MIA@CHC: Rosscup fans Coghlan to notch first career K

CHICAGO -- The Cubs added reinforcements to the pitching staff on Thursday, recalling pitchers Zac Rosscup and Neil Ramirez from Triple-A Iowa and optioning Blake Parker to the Minor League team.

The Cubs also placed outfielder Justin Ruggiano on the 15-day disabled list with a left hamstring strain.

The moves mean the Cubs will have 13 pitchers.

"Right now, at least for 15 days with [Ruggiano] down [we'll have 13] and then we'll go from there," Cubs manager Rick Renteria said. "Right now, we can use the pitching."

Cubs starting pitchers have gone at least seven innings in each of the last three games, but both Edwin Jackson and Carlos Villanueva, who are starting Thursday and Friday, respectively, have not been able to go deep in games.

Renteria said they will use Emilio Bonifacio as an extra outfielder to make up for Ruggiano's absence.

Rosscup, 25, joins the Cubs roster for the second time this season. He served as the 26th man in the second game of a doubleheader April 16 at Yankee Stadium, and tossed 1 2/3 scoreless innings of relief. At Iowa, the lefty was 1-0 with a 4.26 ERA in five appearances.

Ramirez, 24, was acquired by the Cubs as the player to be named later in the five-player trade that sent Matt Garza to the Rangers last July.

He has a 7.71 ERA (six earned runs over seven innings) in six relief appearances for Iowa. This spring, Ramirez picked up two saves in eight relief outings, and threw 7 2/3 scoreless innings.

"I was surprised to get the call," Ramirez said. "I was just going about my business down there, trying to get better every day and that's what I'm going to try to do up here."

Renteria keeping options at closer open

LAA@CHC: Ramirez earns the save with shutout ninth

CHICAGO -- After Jose Veras blew a save situation on April 11, he was removed as the Cubs closer. The Cubs had their first save opportunity since then on Wednesday, and blew it. So, who does manager Rick Renteria turn to now?

"It depends on who's available today," Renteria said, adding he wanted to talk to pitching coach Chris Bosio first.

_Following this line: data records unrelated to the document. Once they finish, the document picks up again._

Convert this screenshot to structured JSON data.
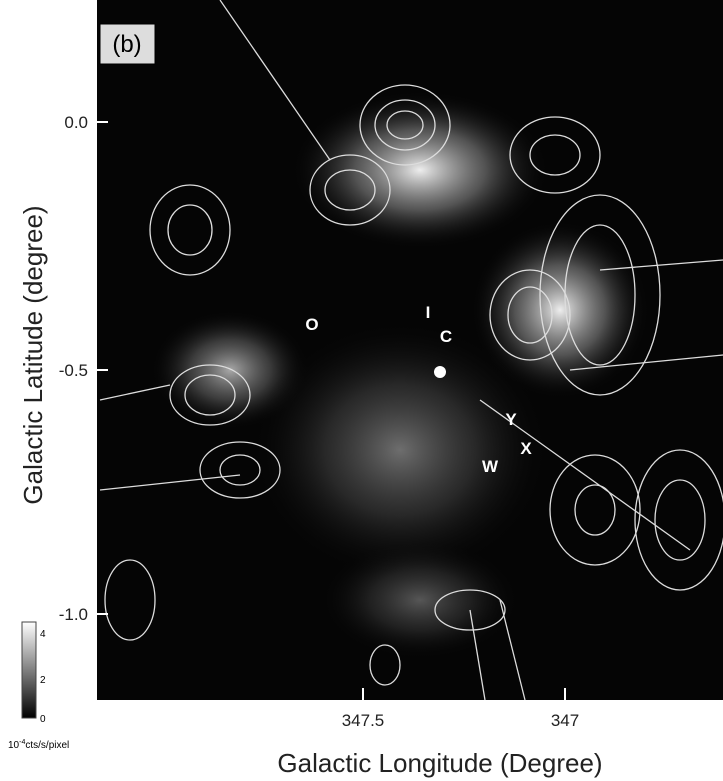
{
  "figure": {
    "panel_label": "(b)",
    "x_axis_title": "Galactic Longitude (Degree)",
    "y_axis_title": "Galactic Latitude (degree)",
    "x_tick_labels": [
      "347.5",
      "347"
    ],
    "y_tick_labels": [
      "0.0",
      "-0.5",
      "-1.0"
    ],
    "region_labels": [
      "O",
      "I",
      "C",
      "Y",
      "X",
      "W"
    ],
    "colorbar": {
      "tick_labels": [
        "4",
        "2",
        "0"
      ],
      "unit_base": "10",
      "unit_exponent": "-4",
      "unit_rest": "cts/s/pixel"
    }
  }
}
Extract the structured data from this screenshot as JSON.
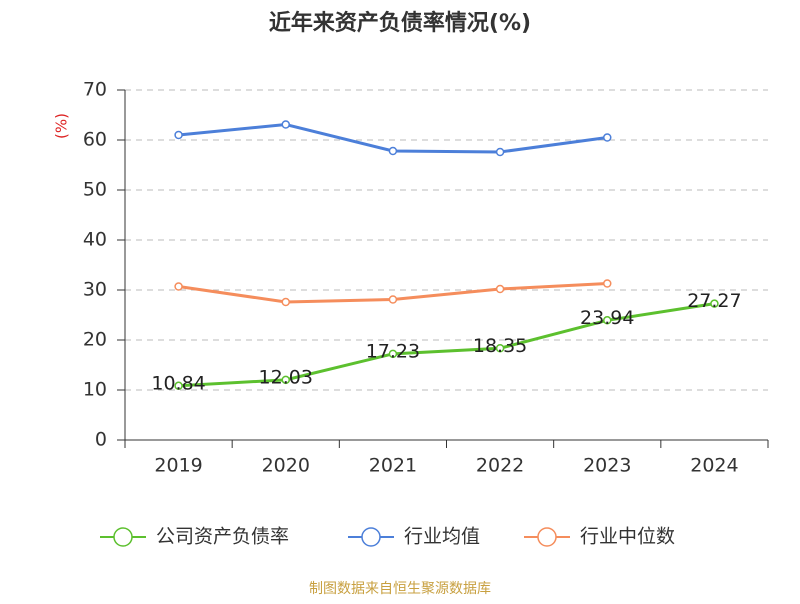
{
  "chart_data": {
    "type": "line",
    "title": "近年来资产负债率情况(%)",
    "y_label": "(%)",
    "categories": [
      "2019",
      "2020",
      "2021",
      "2022",
      "2023",
      "2024"
    ],
    "series": [
      {
        "name": "公司资产负债率",
        "color": "#5cc02e",
        "values": [
          10.84,
          12.03,
          17.23,
          18.35,
          23.94,
          27.27
        ],
        "show_labels": true
      },
      {
        "name": "行业均值",
        "color": "#4c7fd9",
        "values": [
          61.0,
          63.1,
          57.8,
          57.6,
          60.5,
          null
        ]
      },
      {
        "name": "行业中位数",
        "color": "#f58d5c",
        "values": [
          30.7,
          27.6,
          28.1,
          30.2,
          31.3,
          null
        ]
      }
    ],
    "ylim": [
      0,
      70
    ],
    "yticks": [
      0,
      10,
      20,
      30,
      40,
      50,
      60,
      70
    ],
    "grid": true,
    "source": "制图数据来自恒生聚源数据库"
  }
}
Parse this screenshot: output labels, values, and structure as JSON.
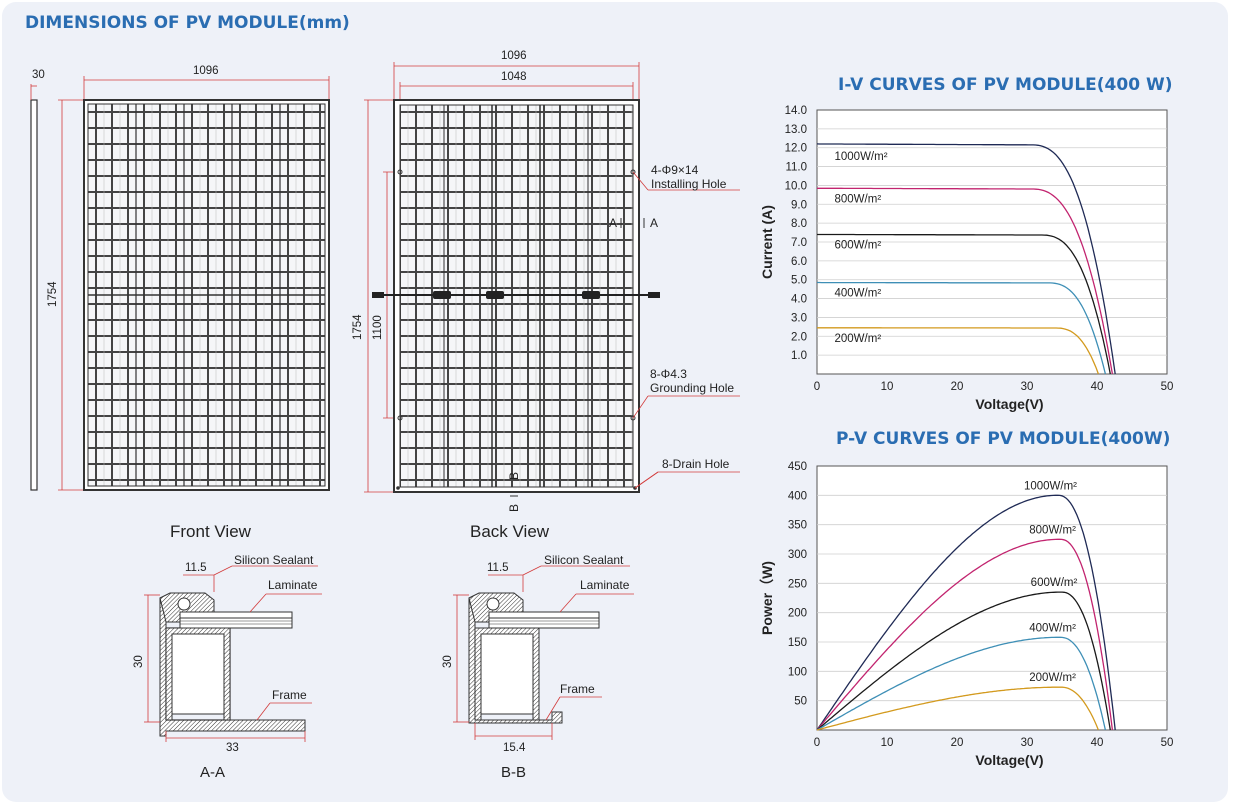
{
  "header": {
    "title": "DIMENSIONS OF PV MODULE(mm)"
  },
  "front_view": {
    "label": "Front View",
    "thickness": "30",
    "width": "1096",
    "height": "1754"
  },
  "back_view": {
    "label": "Back View",
    "width_outer": "1096",
    "width_inner": "1048",
    "height_outer": "1754",
    "height_inner": "1100",
    "installing_hole": [
      "4-Φ9×14",
      "Installing Hole"
    ],
    "grounding_hole": [
      "8-Φ4.3",
      "Grounding Hole"
    ],
    "drain_hole": "8-Drain Hole",
    "section_a": "A",
    "section_b": "B"
  },
  "section_aa": {
    "caption": "A-A",
    "top_dim": "11.5",
    "height_dim": "30",
    "bottom_dim": "33",
    "labels": {
      "sealant": "Silicon Sealant",
      "laminate": "Laminate",
      "frame": "Frame"
    }
  },
  "section_bb": {
    "caption": "B-B",
    "top_dim": "11.5",
    "height_dim": "30",
    "bottom_dim": "15.4",
    "labels": {
      "sealant": "Silicon Sealant",
      "laminate": "Laminate",
      "frame": "Frame"
    }
  },
  "chart_data": [
    {
      "type": "line",
      "title": "I-V CURVES OF PV MODULE(400 W)",
      "xlabel": "Voltage(V)",
      "ylabel": "Current (A)",
      "xlim": [
        0,
        50
      ],
      "ylim": [
        0,
        14
      ],
      "xticks": [
        "0",
        "10",
        "20",
        "30",
        "40",
        "50"
      ],
      "yticks": [
        "1.0",
        "2.0",
        "3.0",
        "4.0",
        "5.0",
        "6.0",
        "7.0",
        "8.0",
        "9.0",
        "10.0",
        "11.0",
        "12.0",
        "13.0",
        "14.0"
      ],
      "grid": true,
      "series": [
        {
          "name": "1000W/m²",
          "color": "#1f2a55",
          "isc": 12.2,
          "voc": 42.6,
          "knee": 30.5
        },
        {
          "name": "800W/m²",
          "color": "#c2246f",
          "isc": 9.85,
          "voc": 42.2,
          "knee": 30.5
        },
        {
          "name": "600W/m²",
          "color": "#1a1a1a",
          "isc": 7.4,
          "voc": 41.9,
          "knee": 32.0
        },
        {
          "name": "400W/m²",
          "color": "#3e8fb6",
          "isc": 4.85,
          "voc": 41.2,
          "knee": 33.0
        },
        {
          "name": "200W/m²",
          "color": "#d39a1e",
          "isc": 2.45,
          "voc": 40.2,
          "knee": 34.0
        }
      ]
    },
    {
      "type": "line",
      "title": "P-V CURVES OF PV MODULE(400W)",
      "xlabel": "Voltage(V)",
      "ylabel": "Power（W)",
      "xlim": [
        0,
        50
      ],
      "ylim": [
        0,
        450
      ],
      "xticks": [
        "0",
        "10",
        "20",
        "30",
        "40",
        "50"
      ],
      "yticks": [
        "50",
        "100",
        "150",
        "200",
        "250",
        "300",
        "350",
        "400",
        "450"
      ],
      "grid": true,
      "series": [
        {
          "name": "1000W/m²",
          "color": "#1f2a55",
          "pmax": 400,
          "vmp": 34.5,
          "voc": 42.6
        },
        {
          "name": "800W/m²",
          "color": "#c2246f",
          "pmax": 325,
          "vmp": 34.8,
          "voc": 42.2
        },
        {
          "name": "600W/m²",
          "color": "#1a1a1a",
          "pmax": 235,
          "vmp": 35.0,
          "voc": 41.9
        },
        {
          "name": "400W/m²",
          "color": "#3e8fb6",
          "pmax": 158,
          "vmp": 34.8,
          "voc": 41.2
        },
        {
          "name": "200W/m²",
          "color": "#d39a1e",
          "pmax": 73,
          "vmp": 34.8,
          "voc": 40.2
        }
      ]
    }
  ]
}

Pedro Strop appeared to be in line for the job, and he entered the game on Wednesday with a 5-2 lead in the ninth. But the inning unraveled quickly as Strop walked the leadoff batter, Chris Owings, and Tony Campana reached on an error by shortstop Starlin Castro.

Strop faced four more batters, and ended up with the loss as Arizona rallied for a 7-5 win. The right-hander was pulled so lefty James Russell could face Miguel Montero, who delivered an RBI single.

"Once he got to 31 pitches, that's a lot of pitches, so you have to be mindful of that situation," Renteria said. "We had Russell available for Montero. You can never assume in that role. You're still very mindful of protecting them as much as you can and not letting them get too extended in their pitch count.

"In that situation, if [Strop] has 25 pitches under his belt, he'll face Montero," Renteria said. "But he had 31. I can't assume a two or three pitch at-bat. I've got to prepare for the worst, and I don't want to put him in that situation."

So, who's the Cubs closer?

"Right now, it's organic," Renteria said.

The Cubs added two relievers on Thursday, recalling Neil Ramirez and Zac Rosscup from Triple-A Iowa. Neither was used in save situations on a regular basis at Iowa.

"I'm ready for anything," Ramirez said. "Whatever they want me to do I'll be ready to go."

The Cubs began this season feeling their bullpen was one of their strengths. But with Veras not being used as the closer, the situation is evolving.

"I still feel very confident in the arms we have," Renteria said. "I guess it's finding that nice sync that gets us through the latter part of the ballgame -- closing out a ballgame, the reality is you win and lose ballgames in the seventh, eighth and ninth innings."

Extra bases

• The Cubs' fourth annual Bricks and Ivy Ball, held Wednesday night at the Field Museum, raised $1.4 million to support Cubs Charities. Cubs manager Rick Renteria, his coaching staff, and the players mingled with more than 830 guests, including Major League Baseball Commissioner Bud Selig, who shared some of his memories of Wrigley Field. The event capped a full day for the Cubs, who celebrated Wrigley's 100th anniversary on Wednesday.